Here's a checklist to go though when you set up a new system, when you take responsibility for a system, and periodically after that. You'll learn more about each of these steps in the rest of this chapter.
Maintain good physical security.
Use only strong passwords, and change them regularly.
Configure the built-in firewall software to block access to all ports you are not using. (Choose the Sharing pane in System Preferences.)
Give as few people admin (root) access as is practical.
Change all admin passwords at least once every three months.
If the machine provides any services (such as Post Office Protocol [POP], Internet Mail Access Protocol [IMAP], or File Transfer Protocol [FTP]) that use unencrypted passwords, set up special shells for the users of those services so that they cannot log in to a standard shell. This defends against password-sniffing attacks by preventing a sniffed user name and password from being used to log in to a regular shell.

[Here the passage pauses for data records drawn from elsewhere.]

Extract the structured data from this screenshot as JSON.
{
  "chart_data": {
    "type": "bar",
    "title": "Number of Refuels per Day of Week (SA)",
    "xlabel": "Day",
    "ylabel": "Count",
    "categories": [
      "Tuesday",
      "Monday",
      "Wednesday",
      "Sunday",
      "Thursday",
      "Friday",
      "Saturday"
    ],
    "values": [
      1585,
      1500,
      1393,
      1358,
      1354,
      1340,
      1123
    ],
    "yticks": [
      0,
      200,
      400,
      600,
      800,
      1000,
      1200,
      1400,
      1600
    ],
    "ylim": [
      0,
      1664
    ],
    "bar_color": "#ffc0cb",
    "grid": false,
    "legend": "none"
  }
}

Do not allow Telnet access (it uses an unencrypted connection to provide shell access, so everything sent in the connection, including passwords, is susceptible to interception by bad people).
Only run servers you actually need. For example, do not run an e-mail server unless you need to.
Keep your software ( especially servers) up-to-date.
Monitor the Computer Emergency Response Team Web site (www.cert.org) or e-mail lists.
Periodically search your system for setuid root files.
Create MD5 checksums of all files in /etc and in each of the directories in your PATH . Save these on a CD-ROM, and run an md5sum check against the list every month.